Why it matters: The recollection by Landis, 88, differs from two written statements he filed right after the shooting. So: Who knows?"
- According to The Times' Peter Baker, the new account from Landis could "encourage those who have long suspected that there was more than one gunman in Dallas on Nov. 22, 1963, adding new grist to one of the nation's enduring mysteries."
Context: The Warren Commission determined that one of the bullets struck Kennedy from behind, exiting through his throat.
- That bullet then continued forward, striking Texas Gov. John Connally in the back, thigh, chest and wrist, the commission said.
- "Investigators came to that conclusion partly because the bullet was found on a stretcher believed to have held Mr. Connally at Parkland Memorial Hospital," Baker writes for The Times.
The intrigue: Landis said he found the bullet stuck in the limousine seat behind where Kennedy was sitting after the president's motorcade arrived at the hospital.
- In an effort to thwart anyone wanting a souvenir, Landis said he picked the bullet up and put it next to Kennedy on a stretcher.
- "I was just afraid that — it was a piece of evidence, that I realized right away. Very important.

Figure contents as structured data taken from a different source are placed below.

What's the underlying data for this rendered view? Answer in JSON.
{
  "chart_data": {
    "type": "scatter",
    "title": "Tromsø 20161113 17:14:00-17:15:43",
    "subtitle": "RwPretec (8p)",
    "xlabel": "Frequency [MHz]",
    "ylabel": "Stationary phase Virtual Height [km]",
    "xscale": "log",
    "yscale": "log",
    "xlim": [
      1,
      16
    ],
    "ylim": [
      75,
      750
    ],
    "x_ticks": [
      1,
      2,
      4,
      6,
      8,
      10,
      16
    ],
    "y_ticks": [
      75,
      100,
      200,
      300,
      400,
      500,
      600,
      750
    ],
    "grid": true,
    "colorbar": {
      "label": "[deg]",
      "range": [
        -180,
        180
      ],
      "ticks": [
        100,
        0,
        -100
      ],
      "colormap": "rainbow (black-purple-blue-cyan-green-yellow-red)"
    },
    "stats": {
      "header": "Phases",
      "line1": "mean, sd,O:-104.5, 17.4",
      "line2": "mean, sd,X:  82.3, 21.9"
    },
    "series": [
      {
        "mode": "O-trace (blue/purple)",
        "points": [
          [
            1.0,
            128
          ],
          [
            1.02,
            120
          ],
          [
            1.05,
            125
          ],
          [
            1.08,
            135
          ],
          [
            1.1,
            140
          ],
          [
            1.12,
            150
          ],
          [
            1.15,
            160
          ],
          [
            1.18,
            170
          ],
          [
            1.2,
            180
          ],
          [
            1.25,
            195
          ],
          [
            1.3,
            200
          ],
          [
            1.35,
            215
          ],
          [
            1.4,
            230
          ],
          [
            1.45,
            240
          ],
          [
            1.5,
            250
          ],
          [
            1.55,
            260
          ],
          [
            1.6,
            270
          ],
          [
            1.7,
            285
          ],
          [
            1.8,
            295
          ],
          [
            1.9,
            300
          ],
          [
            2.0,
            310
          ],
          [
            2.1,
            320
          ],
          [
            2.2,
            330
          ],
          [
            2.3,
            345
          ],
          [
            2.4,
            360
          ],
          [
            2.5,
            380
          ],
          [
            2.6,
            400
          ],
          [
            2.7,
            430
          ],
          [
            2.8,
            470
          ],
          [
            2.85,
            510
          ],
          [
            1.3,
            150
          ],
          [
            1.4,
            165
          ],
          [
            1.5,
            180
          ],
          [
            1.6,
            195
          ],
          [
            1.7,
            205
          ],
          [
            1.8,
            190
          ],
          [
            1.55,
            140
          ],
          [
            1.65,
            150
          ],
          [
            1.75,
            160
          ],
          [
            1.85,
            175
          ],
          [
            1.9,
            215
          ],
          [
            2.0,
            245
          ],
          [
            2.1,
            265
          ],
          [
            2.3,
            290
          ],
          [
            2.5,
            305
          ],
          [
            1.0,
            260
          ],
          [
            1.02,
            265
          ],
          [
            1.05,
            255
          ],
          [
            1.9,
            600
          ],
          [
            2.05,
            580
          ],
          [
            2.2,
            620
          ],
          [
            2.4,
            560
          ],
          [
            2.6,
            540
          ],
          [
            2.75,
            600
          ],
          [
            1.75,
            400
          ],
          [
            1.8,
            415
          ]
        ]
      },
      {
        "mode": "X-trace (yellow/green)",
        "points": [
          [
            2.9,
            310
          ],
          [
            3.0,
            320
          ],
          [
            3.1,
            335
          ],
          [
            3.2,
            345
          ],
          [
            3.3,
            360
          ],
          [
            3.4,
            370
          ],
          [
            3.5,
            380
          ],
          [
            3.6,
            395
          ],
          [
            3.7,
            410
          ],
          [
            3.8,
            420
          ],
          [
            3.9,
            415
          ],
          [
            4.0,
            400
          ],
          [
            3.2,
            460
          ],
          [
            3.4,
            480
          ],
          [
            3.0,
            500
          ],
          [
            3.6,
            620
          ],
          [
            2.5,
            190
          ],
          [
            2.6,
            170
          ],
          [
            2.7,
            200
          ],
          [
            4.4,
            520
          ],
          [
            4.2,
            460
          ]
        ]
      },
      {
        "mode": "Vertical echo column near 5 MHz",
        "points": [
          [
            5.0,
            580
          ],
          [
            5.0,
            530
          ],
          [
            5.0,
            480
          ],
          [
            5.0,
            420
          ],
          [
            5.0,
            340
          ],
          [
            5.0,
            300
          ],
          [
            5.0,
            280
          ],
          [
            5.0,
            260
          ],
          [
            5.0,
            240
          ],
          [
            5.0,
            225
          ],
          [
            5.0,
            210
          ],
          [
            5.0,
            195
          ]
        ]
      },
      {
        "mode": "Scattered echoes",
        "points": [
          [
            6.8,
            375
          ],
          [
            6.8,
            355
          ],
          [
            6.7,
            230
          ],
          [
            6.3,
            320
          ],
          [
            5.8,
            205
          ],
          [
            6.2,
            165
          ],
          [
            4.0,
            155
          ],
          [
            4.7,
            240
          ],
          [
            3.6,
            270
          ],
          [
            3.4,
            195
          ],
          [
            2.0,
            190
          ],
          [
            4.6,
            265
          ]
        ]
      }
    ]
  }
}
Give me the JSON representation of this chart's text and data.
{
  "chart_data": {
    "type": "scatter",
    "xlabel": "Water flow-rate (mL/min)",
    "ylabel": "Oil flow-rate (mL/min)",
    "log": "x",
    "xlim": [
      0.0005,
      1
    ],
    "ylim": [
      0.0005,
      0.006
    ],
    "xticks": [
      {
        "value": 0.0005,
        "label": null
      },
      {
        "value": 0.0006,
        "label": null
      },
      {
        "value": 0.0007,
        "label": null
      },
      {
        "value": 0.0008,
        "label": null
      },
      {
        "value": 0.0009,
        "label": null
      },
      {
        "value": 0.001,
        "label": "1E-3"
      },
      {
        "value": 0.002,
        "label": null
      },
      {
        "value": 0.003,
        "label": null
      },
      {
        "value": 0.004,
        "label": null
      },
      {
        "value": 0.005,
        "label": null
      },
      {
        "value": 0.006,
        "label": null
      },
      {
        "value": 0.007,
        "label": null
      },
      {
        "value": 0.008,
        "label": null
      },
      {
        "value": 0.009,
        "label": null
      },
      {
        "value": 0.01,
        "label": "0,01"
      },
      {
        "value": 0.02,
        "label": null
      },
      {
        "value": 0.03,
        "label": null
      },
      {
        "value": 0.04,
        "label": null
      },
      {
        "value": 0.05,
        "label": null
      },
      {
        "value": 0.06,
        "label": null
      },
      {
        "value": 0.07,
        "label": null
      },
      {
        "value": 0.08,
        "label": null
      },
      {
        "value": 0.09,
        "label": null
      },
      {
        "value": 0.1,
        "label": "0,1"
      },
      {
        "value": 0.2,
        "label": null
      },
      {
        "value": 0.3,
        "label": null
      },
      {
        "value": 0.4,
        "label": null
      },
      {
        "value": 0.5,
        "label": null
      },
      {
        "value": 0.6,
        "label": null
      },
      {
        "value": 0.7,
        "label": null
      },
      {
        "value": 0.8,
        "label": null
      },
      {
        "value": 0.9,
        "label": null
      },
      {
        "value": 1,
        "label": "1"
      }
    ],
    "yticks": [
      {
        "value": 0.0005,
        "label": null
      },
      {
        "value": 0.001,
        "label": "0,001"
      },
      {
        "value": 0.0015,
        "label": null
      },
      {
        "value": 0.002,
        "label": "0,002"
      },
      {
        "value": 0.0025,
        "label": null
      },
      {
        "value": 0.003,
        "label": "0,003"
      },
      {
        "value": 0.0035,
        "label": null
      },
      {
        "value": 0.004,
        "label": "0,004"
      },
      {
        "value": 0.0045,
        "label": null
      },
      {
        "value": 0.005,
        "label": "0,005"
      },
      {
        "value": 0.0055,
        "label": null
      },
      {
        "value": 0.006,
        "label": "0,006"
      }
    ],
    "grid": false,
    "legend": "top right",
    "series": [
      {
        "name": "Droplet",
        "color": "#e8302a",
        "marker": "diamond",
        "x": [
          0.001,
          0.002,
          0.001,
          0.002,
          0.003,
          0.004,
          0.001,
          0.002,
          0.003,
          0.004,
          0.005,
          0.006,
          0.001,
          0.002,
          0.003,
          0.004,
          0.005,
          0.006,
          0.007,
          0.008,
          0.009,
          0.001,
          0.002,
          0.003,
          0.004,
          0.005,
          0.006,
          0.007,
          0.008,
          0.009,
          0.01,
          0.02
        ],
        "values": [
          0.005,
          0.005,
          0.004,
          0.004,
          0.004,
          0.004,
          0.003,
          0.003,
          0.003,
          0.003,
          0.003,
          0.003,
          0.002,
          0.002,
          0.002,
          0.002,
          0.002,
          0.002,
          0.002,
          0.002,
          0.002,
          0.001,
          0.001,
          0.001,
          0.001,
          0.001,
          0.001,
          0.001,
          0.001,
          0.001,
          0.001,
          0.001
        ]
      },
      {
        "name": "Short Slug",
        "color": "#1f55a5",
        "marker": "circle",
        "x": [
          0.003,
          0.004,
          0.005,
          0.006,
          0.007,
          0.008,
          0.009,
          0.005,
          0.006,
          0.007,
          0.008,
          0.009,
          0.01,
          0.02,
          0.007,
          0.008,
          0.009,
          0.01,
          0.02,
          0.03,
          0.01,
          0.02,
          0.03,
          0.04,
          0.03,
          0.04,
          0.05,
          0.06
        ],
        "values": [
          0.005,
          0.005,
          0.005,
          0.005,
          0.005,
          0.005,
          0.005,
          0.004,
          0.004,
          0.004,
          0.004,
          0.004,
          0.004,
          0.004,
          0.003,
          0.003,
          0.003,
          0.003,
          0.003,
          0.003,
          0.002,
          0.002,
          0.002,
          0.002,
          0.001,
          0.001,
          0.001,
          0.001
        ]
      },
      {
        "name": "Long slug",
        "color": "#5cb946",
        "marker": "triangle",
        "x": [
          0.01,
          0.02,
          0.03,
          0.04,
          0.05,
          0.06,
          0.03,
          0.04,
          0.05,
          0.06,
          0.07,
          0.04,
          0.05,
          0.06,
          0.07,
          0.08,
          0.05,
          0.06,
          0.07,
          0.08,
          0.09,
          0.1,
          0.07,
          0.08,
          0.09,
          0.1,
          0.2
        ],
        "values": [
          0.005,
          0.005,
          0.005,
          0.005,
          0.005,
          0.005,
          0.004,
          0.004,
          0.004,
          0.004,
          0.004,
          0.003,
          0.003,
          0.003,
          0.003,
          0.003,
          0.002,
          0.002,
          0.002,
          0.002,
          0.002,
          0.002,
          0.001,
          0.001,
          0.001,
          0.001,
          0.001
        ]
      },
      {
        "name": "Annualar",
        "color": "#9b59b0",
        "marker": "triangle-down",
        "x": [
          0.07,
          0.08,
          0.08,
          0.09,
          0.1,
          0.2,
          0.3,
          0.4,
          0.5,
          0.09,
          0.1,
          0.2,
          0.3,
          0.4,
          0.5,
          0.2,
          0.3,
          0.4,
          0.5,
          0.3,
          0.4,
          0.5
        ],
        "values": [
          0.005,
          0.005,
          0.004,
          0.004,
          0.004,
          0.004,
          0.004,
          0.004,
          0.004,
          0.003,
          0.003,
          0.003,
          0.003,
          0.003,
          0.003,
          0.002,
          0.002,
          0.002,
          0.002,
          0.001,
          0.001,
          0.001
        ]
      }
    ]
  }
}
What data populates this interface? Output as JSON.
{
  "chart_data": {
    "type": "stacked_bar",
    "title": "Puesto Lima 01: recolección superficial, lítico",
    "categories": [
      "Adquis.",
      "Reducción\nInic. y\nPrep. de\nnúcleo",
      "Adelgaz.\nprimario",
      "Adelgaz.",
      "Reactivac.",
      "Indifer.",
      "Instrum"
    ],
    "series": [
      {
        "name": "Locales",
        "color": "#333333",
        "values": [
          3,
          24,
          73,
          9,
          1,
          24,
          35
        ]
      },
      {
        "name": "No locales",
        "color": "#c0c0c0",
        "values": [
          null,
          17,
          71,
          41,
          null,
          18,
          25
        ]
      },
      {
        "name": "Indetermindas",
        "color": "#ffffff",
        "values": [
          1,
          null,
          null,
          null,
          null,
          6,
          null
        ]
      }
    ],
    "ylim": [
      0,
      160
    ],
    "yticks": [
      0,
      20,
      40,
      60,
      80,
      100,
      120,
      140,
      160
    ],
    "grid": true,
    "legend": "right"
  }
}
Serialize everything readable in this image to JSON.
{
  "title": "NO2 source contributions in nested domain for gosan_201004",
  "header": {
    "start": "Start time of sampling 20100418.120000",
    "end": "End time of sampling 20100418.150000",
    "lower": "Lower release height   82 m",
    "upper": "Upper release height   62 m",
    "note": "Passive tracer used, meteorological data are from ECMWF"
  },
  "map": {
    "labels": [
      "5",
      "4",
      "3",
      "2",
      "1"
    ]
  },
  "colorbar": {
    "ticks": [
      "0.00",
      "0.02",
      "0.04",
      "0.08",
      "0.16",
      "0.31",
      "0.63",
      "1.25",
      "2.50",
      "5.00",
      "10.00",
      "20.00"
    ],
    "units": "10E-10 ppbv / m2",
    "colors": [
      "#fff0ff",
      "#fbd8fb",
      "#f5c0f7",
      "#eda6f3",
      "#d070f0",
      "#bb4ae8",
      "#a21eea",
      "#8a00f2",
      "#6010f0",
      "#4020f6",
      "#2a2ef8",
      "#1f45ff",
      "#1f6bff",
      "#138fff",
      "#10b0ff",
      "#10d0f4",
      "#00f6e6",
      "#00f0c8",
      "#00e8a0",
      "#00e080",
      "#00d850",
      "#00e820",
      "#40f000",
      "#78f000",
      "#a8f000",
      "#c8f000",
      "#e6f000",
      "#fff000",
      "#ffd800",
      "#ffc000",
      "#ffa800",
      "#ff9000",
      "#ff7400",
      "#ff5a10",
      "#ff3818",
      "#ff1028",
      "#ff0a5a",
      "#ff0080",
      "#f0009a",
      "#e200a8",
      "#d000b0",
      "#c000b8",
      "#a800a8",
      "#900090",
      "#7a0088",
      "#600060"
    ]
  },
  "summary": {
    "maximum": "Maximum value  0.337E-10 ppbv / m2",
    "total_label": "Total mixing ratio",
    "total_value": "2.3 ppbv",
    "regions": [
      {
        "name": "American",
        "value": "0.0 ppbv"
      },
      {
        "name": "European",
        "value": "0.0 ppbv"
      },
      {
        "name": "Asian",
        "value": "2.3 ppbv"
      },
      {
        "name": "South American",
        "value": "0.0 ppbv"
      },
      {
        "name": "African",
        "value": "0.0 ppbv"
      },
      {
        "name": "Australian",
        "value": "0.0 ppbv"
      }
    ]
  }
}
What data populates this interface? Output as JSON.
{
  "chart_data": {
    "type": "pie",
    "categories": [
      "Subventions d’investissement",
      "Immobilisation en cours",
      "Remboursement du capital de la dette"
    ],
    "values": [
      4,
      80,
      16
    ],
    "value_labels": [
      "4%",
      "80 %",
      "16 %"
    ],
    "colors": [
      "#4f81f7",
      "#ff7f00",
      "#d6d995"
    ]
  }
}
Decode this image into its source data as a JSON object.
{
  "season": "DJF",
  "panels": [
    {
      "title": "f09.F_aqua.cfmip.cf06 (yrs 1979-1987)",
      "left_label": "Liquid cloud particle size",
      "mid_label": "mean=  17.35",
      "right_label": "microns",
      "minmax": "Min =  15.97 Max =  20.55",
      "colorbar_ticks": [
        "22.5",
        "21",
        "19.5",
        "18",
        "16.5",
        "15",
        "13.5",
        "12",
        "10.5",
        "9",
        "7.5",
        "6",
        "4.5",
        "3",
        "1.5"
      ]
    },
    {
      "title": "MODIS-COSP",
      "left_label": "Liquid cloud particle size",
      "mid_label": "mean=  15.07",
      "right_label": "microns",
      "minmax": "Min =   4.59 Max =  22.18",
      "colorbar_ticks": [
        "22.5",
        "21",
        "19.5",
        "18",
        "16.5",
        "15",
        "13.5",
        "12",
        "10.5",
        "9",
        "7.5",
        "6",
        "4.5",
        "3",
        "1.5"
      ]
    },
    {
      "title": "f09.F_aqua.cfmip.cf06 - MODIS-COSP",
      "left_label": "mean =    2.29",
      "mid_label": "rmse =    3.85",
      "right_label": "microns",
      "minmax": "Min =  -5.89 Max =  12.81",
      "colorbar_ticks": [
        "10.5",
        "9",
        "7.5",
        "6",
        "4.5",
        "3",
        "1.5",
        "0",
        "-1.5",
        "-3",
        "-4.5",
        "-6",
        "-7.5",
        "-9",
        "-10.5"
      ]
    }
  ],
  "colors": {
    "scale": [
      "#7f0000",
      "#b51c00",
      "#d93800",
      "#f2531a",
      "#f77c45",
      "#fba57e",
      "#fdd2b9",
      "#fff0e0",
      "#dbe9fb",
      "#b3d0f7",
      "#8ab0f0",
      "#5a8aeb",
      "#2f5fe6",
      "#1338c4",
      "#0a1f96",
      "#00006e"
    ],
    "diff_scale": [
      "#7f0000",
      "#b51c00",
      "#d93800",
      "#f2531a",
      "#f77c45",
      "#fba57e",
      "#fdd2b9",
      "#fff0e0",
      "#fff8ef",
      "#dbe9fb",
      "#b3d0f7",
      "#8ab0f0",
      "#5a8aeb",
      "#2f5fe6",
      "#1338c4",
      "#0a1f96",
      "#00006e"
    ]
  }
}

And I didn't want it to disappear or get lost. So it was, 'Paul, you've got to make a decision,' and I grabbed it,'" Landis told the Times.
- Landis said he thinks the bullet didn't penetrate Kennedy's back deeply and fell out before he left the vehicle.
- Last year, under the direction of the Biden administration, the National Archives released over 16,000 documents related to Kennedy's assassination. Over 70% of Americans wanted the documents released, according to a poll conducted in 2022.
What he's saying: Landis told the Times that he always believed Lee Harvey Oswald acted alone in fatally shooting Kennedy, but now: "At this point, I'm beginning to doubt myself. Now I begin to wonder."
Worth noting: Landis has a book coming Oct. 10, "The Final Witness: A Kennedy Secret Service Agent Breaks His Silence After 60 Years."